項目 | プロテスタント | カトリック |
---|---|---|
儀式名称 | 棺前祈祷会 | 棺前祈祷式 |
内容 | ・牧師が聖書を引用し故人を偲ぶ ・参列者で祈り、賛美歌を歌う |
・神父による聖書朗読、祈り、賛美歌、遺族への慰めの言葉 ・死者ミサの前夜 |
目的 | 故人を偲び、遺族を慰め、神に祈りを捧げる | 故人を偲び、遺族を慰め、神に祈りを捧げる |
棺前の重要性
人は誰しもいつかはこの世を去り、残された者たちは深い悲しみと共に故人との別れを受け入れなければなりません。その大切な別れの場となるのが葬儀であり、特に棺のすぐ側で行われる「棺前」は、故人との最後のひとときを共にすることができる、深い意味を持つ時間です。
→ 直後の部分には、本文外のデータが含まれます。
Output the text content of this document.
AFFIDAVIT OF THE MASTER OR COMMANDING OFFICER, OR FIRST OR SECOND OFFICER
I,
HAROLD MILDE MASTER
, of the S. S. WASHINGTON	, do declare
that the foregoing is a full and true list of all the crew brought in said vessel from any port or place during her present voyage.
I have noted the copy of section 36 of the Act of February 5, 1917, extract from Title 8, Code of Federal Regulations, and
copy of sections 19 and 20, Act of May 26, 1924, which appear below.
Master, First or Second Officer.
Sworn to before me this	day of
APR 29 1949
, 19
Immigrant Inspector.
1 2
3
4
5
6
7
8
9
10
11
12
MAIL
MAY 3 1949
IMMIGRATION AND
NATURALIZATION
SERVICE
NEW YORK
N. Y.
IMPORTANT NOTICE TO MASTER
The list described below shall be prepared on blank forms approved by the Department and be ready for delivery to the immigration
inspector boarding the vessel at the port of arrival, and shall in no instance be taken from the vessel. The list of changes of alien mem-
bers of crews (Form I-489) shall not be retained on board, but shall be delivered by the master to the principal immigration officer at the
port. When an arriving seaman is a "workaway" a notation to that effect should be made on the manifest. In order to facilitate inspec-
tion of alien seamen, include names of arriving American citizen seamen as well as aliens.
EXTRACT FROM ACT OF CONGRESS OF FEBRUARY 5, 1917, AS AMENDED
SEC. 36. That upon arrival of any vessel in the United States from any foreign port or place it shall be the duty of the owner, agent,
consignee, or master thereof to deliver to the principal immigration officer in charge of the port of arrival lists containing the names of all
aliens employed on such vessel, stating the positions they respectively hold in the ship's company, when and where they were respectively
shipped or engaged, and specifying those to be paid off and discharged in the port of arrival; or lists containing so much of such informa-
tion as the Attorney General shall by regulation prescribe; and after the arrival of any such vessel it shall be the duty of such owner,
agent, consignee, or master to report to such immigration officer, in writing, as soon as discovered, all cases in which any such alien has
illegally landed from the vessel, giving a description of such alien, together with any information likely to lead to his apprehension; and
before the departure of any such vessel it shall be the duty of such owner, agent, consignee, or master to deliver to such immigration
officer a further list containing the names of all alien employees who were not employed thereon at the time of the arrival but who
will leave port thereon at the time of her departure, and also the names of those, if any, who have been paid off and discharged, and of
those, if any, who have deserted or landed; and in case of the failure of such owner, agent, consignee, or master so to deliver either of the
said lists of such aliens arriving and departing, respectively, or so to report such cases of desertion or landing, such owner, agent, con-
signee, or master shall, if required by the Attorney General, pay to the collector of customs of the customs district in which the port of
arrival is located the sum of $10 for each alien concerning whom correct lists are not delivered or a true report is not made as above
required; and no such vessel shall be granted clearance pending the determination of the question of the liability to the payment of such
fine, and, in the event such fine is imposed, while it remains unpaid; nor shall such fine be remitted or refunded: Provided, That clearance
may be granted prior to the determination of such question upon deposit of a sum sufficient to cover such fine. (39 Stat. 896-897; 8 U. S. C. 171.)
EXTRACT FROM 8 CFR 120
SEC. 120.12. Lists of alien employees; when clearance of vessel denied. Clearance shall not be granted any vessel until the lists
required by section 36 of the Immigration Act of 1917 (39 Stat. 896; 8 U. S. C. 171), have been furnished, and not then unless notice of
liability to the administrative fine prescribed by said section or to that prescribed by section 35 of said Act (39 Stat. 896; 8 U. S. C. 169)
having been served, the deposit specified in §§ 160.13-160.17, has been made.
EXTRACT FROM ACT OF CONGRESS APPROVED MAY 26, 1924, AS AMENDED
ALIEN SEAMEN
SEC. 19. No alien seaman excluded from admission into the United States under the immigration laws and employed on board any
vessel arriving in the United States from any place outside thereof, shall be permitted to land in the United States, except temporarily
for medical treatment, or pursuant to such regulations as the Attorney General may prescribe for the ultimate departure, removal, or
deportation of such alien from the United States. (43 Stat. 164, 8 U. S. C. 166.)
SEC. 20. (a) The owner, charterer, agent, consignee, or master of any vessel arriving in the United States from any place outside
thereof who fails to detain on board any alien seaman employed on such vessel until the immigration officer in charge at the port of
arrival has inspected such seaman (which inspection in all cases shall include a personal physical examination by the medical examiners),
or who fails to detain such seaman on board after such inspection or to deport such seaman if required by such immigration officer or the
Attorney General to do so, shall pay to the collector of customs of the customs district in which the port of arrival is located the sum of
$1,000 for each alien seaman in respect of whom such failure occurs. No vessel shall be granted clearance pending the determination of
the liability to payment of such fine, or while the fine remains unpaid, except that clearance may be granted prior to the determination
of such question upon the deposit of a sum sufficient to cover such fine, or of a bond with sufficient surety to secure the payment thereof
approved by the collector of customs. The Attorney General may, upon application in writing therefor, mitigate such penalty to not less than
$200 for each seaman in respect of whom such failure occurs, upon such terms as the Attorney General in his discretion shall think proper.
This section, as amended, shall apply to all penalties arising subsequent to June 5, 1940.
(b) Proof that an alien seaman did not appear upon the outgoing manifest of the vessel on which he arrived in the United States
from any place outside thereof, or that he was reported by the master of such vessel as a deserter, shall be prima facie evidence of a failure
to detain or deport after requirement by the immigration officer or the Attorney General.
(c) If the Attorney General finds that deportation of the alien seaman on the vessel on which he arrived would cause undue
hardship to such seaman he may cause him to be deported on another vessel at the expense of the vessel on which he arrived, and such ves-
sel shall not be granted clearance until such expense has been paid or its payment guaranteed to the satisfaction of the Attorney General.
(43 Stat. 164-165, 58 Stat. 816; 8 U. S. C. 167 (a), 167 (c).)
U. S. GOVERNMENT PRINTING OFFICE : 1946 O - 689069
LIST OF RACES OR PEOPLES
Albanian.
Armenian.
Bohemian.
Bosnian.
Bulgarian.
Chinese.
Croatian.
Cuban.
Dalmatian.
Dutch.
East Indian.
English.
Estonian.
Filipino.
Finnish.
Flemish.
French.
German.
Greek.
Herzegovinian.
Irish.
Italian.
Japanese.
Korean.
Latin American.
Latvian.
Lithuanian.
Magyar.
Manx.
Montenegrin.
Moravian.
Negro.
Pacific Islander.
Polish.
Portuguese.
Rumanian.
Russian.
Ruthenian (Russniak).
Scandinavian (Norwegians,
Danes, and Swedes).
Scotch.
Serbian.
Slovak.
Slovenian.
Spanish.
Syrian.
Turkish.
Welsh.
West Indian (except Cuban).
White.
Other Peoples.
古くから大切にされてきた棺前の儀式は、宗教や宗派を問わず、故人の冥福を祈ると共に、生前の感謝の気持ちを伝える場として執り行われてきました。それぞれの教えや作法に則りながら、焼香を捧げたり、手を合わせたりすることで、参列者は故人への想いを形にしていきます。
また、棺前は遺族にとっても、悲しみを分かち合い、支え合う大切な時間となります。参列者から直接、温かい言葉をかけてもらうことで、悲しみの中にも、故人が生きた証と、多くの人に愛されていたという事実を改めて実感し、心が慰められることでしょう。
このように、棺前は単なる儀式ではなく、故人を偲び、その生涯を称える場であると同時に、遺族にとっては深い悲しみを乗り越え、新たな一歩を踏み出すための大切な儀式と言えるでしょう。